2. Hoe verhouden cognitieve toestanden zich tot de fysische wereld, met name tot het lichaam, met name tot
het brein?
3. Hoe verhouden emoties zich tot de fysische wereld, met name tot het lichaam, met name tot het brein?
- Als je weet hoe ervaringen en cognitieve toestanden in de wereld passen, weet je dat ook voor emoties.



Stromingen die mogelijke oplossingen bieden voor de verhoudingen tussen geest en lichaam (in deze cursus)

1. Substantie-dualisme: de geest bestaat onafhankelijk van het lichaam (en andersom)
2. Idealisme: de fysische wereld is afhankelijk van de geestelijke wereld
3. Behaviorisme: de geest is eigenlijk gedrag
4. Reductionisme/ identiteitstheorie: mentale toestanden zijn hersentoestanden
5. Eliminativisme: de geest bestaat niet
6. Functionalisme: mentale toestanden worden gerealiseerd door hersentoestanden
7. Connectionisme: mentale toestanden worden gerealiseerd door neurale netwerken
8. Embodied & embedded en Extended mind: naast het brein moet er ook gekeken worden naar het type
lichaam en type omgeving.


Question 2 - Can the mind function separately from the brain?
Substantie-dualisme

- Separability thesis: het idee dat de geest onafhankelijk van bestaan van de fysische wereld.
- Substantie: datgene wat op zichzelf kan bestaan (geen eigenschap)
- Bij substantie-dualisme zijn er twee substanties:
o Res cognitans: de denkende substantie; de essentiële eigenschap is denken.
o Res extensa: de uitgebreide substantie; de essentiële eigenschap is uitgebreidheid (het neemt plaats
in de ruimte in)
- Beweging ontstaat door botsing: doordat alle uitgebreide substantie plaats inneemt in de ruimte, botsen er
constant uitgebreide deeltjes tegen elkaar waardoor beweging ontstaat.
- Descartes wat verdediger van substantie dualisme.
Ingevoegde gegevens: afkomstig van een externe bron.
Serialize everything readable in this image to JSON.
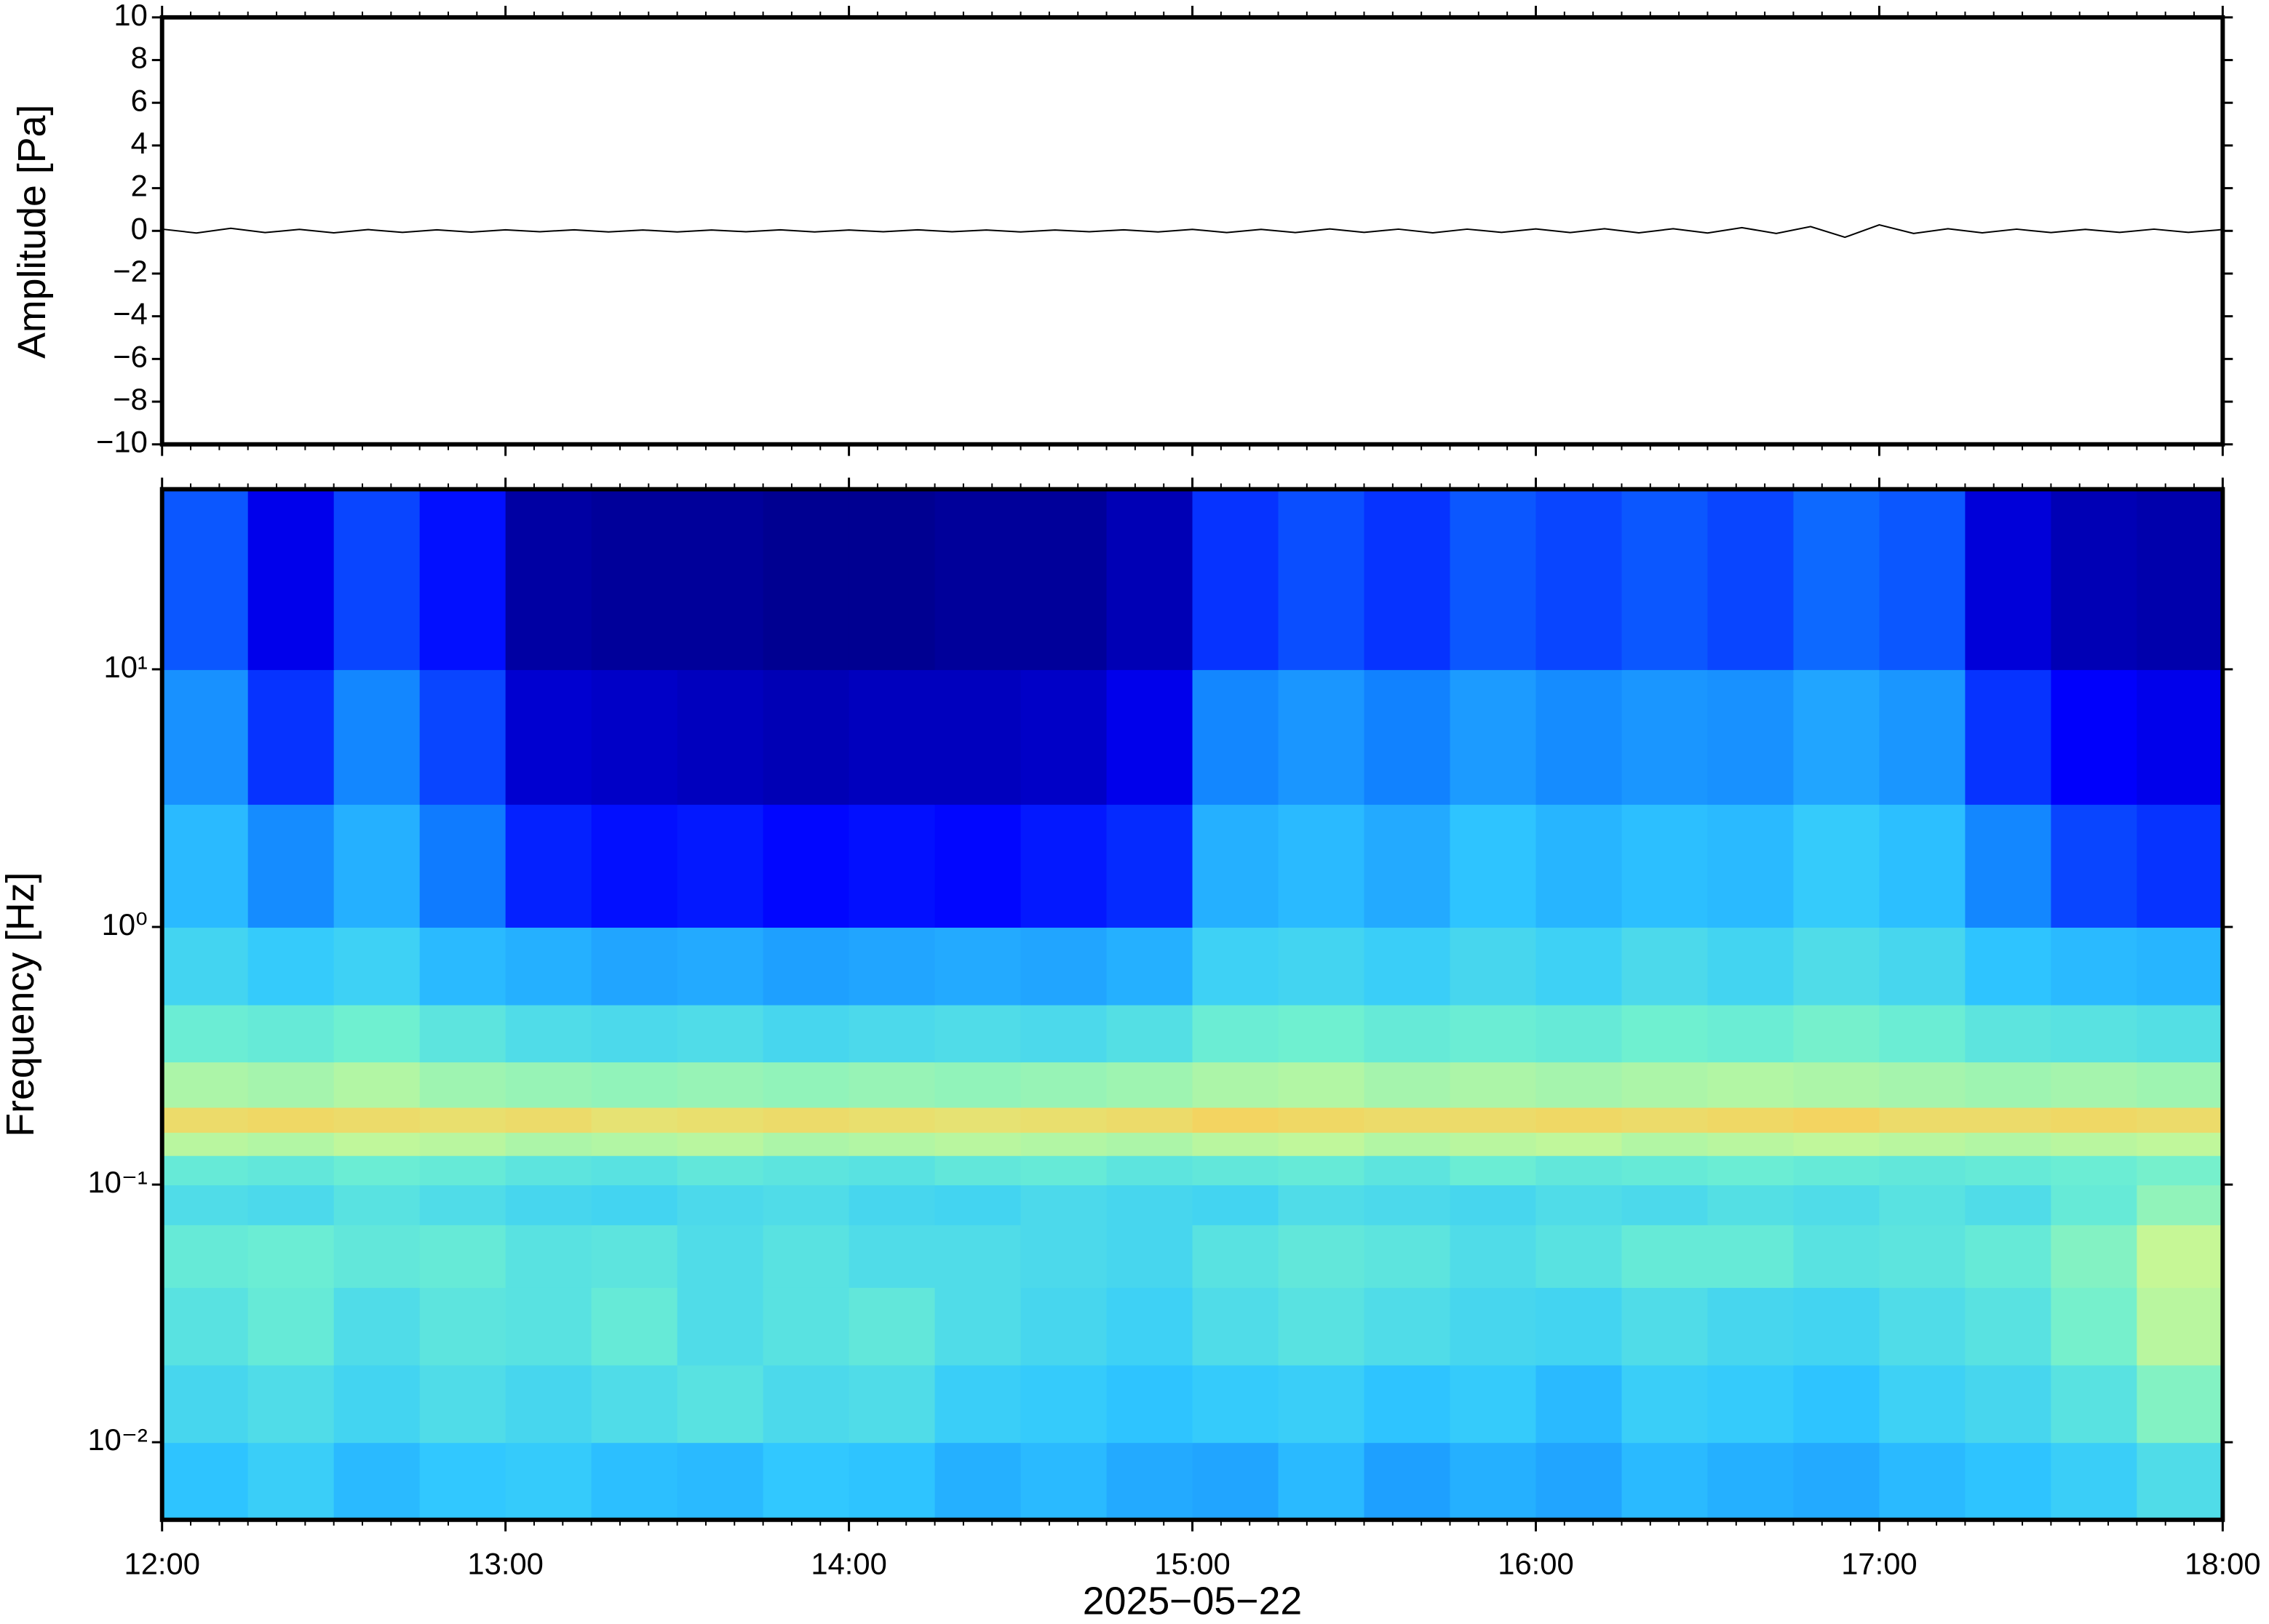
{
  "chart_data": [
    {
      "type": "line",
      "ylabel": "Amplitude [Pa]",
      "color": "#000000",
      "xlim": [
        12,
        18
      ],
      "xticks": [
        12,
        13,
        14,
        15,
        16,
        17,
        18
      ],
      "ylim": [
        -10,
        10
      ],
      "yticks": [
        {
          "value": -10,
          "label": "−10"
        },
        {
          "value": -8,
          "label": "−8"
        },
        {
          "value": -6,
          "label": "−6"
        },
        {
          "value": -4,
          "label": "−4"
        },
        {
          "value": -2,
          "label": "−2"
        },
        0,
        2,
        4,
        6,
        8,
        10
      ],
      "x": [
        12.0,
        12.1,
        12.2,
        12.3,
        12.4,
        12.5,
        12.6,
        12.7,
        12.8,
        12.9,
        13.0,
        13.1,
        13.2,
        13.3,
        13.4,
        13.5,
        13.6,
        13.7,
        13.8,
        13.9,
        14.0,
        14.1,
        14.2,
        14.3,
        14.4,
        14.5,
        14.6,
        14.7,
        14.8,
        14.9,
        15.0,
        15.1,
        15.2,
        15.3,
        15.4,
        15.5,
        15.6,
        15.7,
        15.8,
        15.9,
        16.0,
        16.1,
        16.2,
        16.3,
        16.4,
        16.5,
        16.6,
        16.7,
        16.8,
        16.9,
        17.0,
        17.1,
        17.2,
        17.3,
        17.4,
        17.5,
        17.6,
        17.7,
        17.8,
        17.9,
        18.0
      ],
      "values": [
        0.08,
        -0.1,
        0.12,
        -0.08,
        0.07,
        -0.09,
        0.06,
        -0.07,
        0.05,
        -0.06,
        0.05,
        -0.04,
        0.05,
        -0.05,
        0.04,
        -0.05,
        0.04,
        -0.04,
        0.05,
        -0.05,
        0.04,
        -0.04,
        0.05,
        -0.04,
        0.04,
        -0.05,
        0.04,
        -0.04,
        0.05,
        -0.05,
        0.07,
        -0.08,
        0.07,
        -0.08,
        0.09,
        -0.07,
        0.08,
        -0.09,
        0.08,
        -0.07,
        0.09,
        -0.08,
        0.1,
        -0.09,
        0.1,
        -0.1,
        0.15,
        -0.12,
        0.2,
        -0.3,
        0.28,
        -0.12,
        0.1,
        -0.09,
        0.08,
        -0.08,
        0.07,
        -0.07,
        0.08,
        -0.07,
        0.06
      ]
    },
    {
      "type": "spectrogram",
      "ylabel": "Frequency [Hz]",
      "xlabel": "2025−05−22",
      "log_y": true,
      "xlim": [
        12,
        18
      ],
      "xticks": [
        {
          "value": 12,
          "label": "12:00"
        },
        {
          "value": 13,
          "label": "13:00"
        },
        {
          "value": 14,
          "label": "14:00"
        },
        {
          "value": 15,
          "label": "15:00"
        },
        {
          "value": 16,
          "label": "16:00"
        },
        {
          "value": 17,
          "label": "17:00"
        },
        {
          "value": 18,
          "label": "18:00"
        }
      ],
      "ylim": [
        0.005,
        50
      ],
      "yticks": [
        {
          "value": 0.01,
          "label": "10⁻²"
        },
        {
          "value": 0.1,
          "label": "10⁻¹"
        },
        {
          "value": 1,
          "label": "10⁰"
        },
        {
          "value": 10,
          "label": "10¹"
        }
      ],
      "xbins": [
        12,
        12.25,
        12.5,
        12.75,
        13,
        13.25,
        13.5,
        13.75,
        14,
        14.25,
        14.5,
        14.75,
        15,
        15.25,
        15.5,
        15.75,
        16,
        16.25,
        16.5,
        16.75,
        17,
        17.25,
        17.5,
        17.75,
        18
      ],
      "ybins": [
        0.005,
        0.01,
        0.02,
        0.04,
        0.07,
        0.1,
        0.13,
        0.16,
        0.2,
        0.3,
        0.5,
        1,
        3,
        10,
        50
      ],
      "zlim": [
        0,
        1
      ],
      "colormap": [
        "#00007f",
        "#0000ff",
        "#1080ff",
        "#30c8ff",
        "#70f0d0",
        "#d0f890",
        "#ffc850",
        "#ff5020"
      ],
      "z": [
        [
          0.42,
          0.45,
          0.4,
          0.43,
          0.44,
          0.41,
          0.4,
          0.43,
          0.42,
          0.38,
          0.4,
          0.37,
          0.36,
          0.4,
          0.35,
          0.38,
          0.36,
          0.4,
          0.38,
          0.37,
          0.4,
          0.42,
          0.45,
          0.5
        ],
        [
          0.48,
          0.5,
          0.47,
          0.5,
          0.48,
          0.5,
          0.52,
          0.49,
          0.5,
          0.45,
          0.44,
          0.42,
          0.44,
          0.45,
          0.42,
          0.44,
          0.4,
          0.45,
          0.44,
          0.42,
          0.46,
          0.48,
          0.52,
          0.6
        ],
        [
          0.52,
          0.55,
          0.5,
          0.53,
          0.52,
          0.55,
          0.5,
          0.52,
          0.54,
          0.5,
          0.48,
          0.46,
          0.5,
          0.52,
          0.5,
          0.48,
          0.47,
          0.5,
          0.48,
          0.47,
          0.5,
          0.52,
          0.58,
          0.68
        ],
        [
          0.55,
          0.56,
          0.54,
          0.55,
          0.52,
          0.53,
          0.5,
          0.52,
          0.5,
          0.5,
          0.49,
          0.48,
          0.52,
          0.54,
          0.53,
          0.5,
          0.52,
          0.55,
          0.55,
          0.52,
          0.53,
          0.55,
          0.6,
          0.7
        ],
        [
          0.5,
          0.49,
          0.52,
          0.5,
          0.48,
          0.47,
          0.49,
          0.5,
          0.48,
          0.47,
          0.49,
          0.48,
          0.47,
          0.5,
          0.49,
          0.48,
          0.5,
          0.49,
          0.51,
          0.5,
          0.52,
          0.5,
          0.55,
          0.62
        ],
        [
          0.55,
          0.54,
          0.56,
          0.55,
          0.53,
          0.52,
          0.54,
          0.53,
          0.52,
          0.54,
          0.55,
          0.53,
          0.54,
          0.55,
          0.53,
          0.56,
          0.54,
          0.55,
          0.56,
          0.55,
          0.54,
          0.55,
          0.56,
          0.58
        ],
        [
          0.68,
          0.67,
          0.69,
          0.68,
          0.66,
          0.67,
          0.68,
          0.66,
          0.67,
          0.68,
          0.67,
          0.66,
          0.68,
          0.69,
          0.67,
          0.68,
          0.69,
          0.67,
          0.68,
          0.69,
          0.68,
          0.67,
          0.68,
          0.69
        ],
        [
          0.8,
          0.81,
          0.8,
          0.79,
          0.8,
          0.78,
          0.79,
          0.8,
          0.79,
          0.78,
          0.79,
          0.8,
          0.82,
          0.81,
          0.8,
          0.8,
          0.81,
          0.8,
          0.81,
          0.82,
          0.8,
          0.8,
          0.81,
          0.8
        ],
        [
          0.66,
          0.65,
          0.67,
          0.64,
          0.63,
          0.62,
          0.63,
          0.62,
          0.63,
          0.62,
          0.63,
          0.64,
          0.66,
          0.67,
          0.65,
          0.66,
          0.65,
          0.66,
          0.67,
          0.66,
          0.65,
          0.64,
          0.65,
          0.64
        ],
        [
          0.56,
          0.55,
          0.57,
          0.53,
          0.5,
          0.49,
          0.5,
          0.48,
          0.49,
          0.5,
          0.49,
          0.51,
          0.56,
          0.57,
          0.55,
          0.56,
          0.55,
          0.57,
          0.56,
          0.58,
          0.56,
          0.53,
          0.52,
          0.51
        ],
        [
          0.47,
          0.44,
          0.46,
          0.4,
          0.38,
          0.36,
          0.37,
          0.35,
          0.36,
          0.37,
          0.36,
          0.38,
          0.46,
          0.47,
          0.45,
          0.48,
          0.46,
          0.49,
          0.47,
          0.5,
          0.48,
          0.42,
          0.4,
          0.39
        ],
        [
          0.4,
          0.31,
          0.38,
          0.28,
          0.18,
          0.16,
          0.17,
          0.15,
          0.16,
          0.15,
          0.17,
          0.19,
          0.38,
          0.4,
          0.37,
          0.42,
          0.39,
          0.41,
          0.4,
          0.44,
          0.41,
          0.3,
          0.22,
          0.2
        ],
        [
          0.32,
          0.2,
          0.3,
          0.22,
          0.09,
          0.08,
          0.07,
          0.06,
          0.07,
          0.07,
          0.08,
          0.12,
          0.3,
          0.33,
          0.29,
          0.34,
          0.31,
          0.33,
          0.32,
          0.36,
          0.33,
          0.2,
          0.14,
          0.12
        ],
        [
          0.24,
          0.12,
          0.22,
          0.16,
          0.04,
          0.03,
          0.03,
          0.02,
          0.02,
          0.03,
          0.03,
          0.06,
          0.2,
          0.23,
          0.2,
          0.24,
          0.22,
          0.24,
          0.22,
          0.26,
          0.24,
          0.1,
          0.06,
          0.05
        ]
      ]
    }
  ]
}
Volgens hem was het lichaam een soort machine die
werd bestuurd door een onafhankelijke geest.
- Descartes was op zoek naar een methode voor zekere kennis:
o Methode van radicale twijfel: alles waar je over kan twijfelen is geen zekere kennis. Alle bronnen
van kennis die hem ooit hadden bedrogen, waren geen bronnen van kennis meer. Zijn zintuigen
waren dus geen bron van kennis omdat hij al eens was bedrogen door zijn zintuigen. Ook zijn
docenten waren geen bron van kennis omdat zij opzettelijk onwaarheden hebben verteld. Daarnaast
dacht Descartes dat er een malin genie was die hem voor de gek hield (wie garandeert ons dat er
geen bedrieglijke demon bestaat die ons bij het simpelste optelsommetje de verkeerde getallen
doet uitkomen? Als we zelfs twijfelen aan wiskundige stellingen, kan je dan nog überhaupt iets zeker
weten). Hij zocht een onbetwijfelbaar fundament. Je kan niet twijfelen aan het feit dat je denkt -> ‘ik
denk dus ik ben’ (cogito ergo sum).
o Methode van helder en duidelijk inzicht: omdat je weet wat het concept ‘perfect’ is en Descartes
zelf imperfect was, moet er wel een perfect wezen zijn waar dit concept vandaan komt -> God.
Volgens Descartes bestaat God dus en omdat God perfect is zal Hij hem niet bedriegen (er is dus
geen malin genie). Aangezien God niet bedriegt, moeten Descartes ideeën over zijn lichaam en de
rest van de fysieke wereld voortkomen uit die dingen zelf (en daarom moeten ze ook bestaan). Dit
betekent dat Descartes er nu zeker van is dat hij zowel een geest als een lichaam is.
- Toen ontdekte Descrates een probleen; het interactieprobleem: hoe kan het dat iets immaterieel een effect
kan hebben op materie.

3

, o Patrick Swayze probleem: hoe kan een niet-fysische substantie botsen met fysische substantie (een
geest contact maken met de fysieke wereld)
- Descartes correspondeerde met prinses Elizabeth van bohemen: ze vroeg ‘how can the soul of man, being
only a thinking substance determine his bodily spirits to perform voluntary action?’ -> hoe kan de ziel een
effect hebben op lichamelijke substantie.
o Descartes wist dat er twee substanties waren en dat er een interactie was maar wist niet hoe deze
ontstond. Hij onderzocht waar deze interactie plaatsvond en kwam tot de conclusie dat in de
pijnappelklier lichaam en geest interacteren. Deze interactie wordt geregeld door God.
o Elizabeth von der Pfalz: het is makkelijker om materie en uitgebreidheid toe te lichten aan de ziel
dan te denken dat een immateriële ziel invloed heeft op het lichaam.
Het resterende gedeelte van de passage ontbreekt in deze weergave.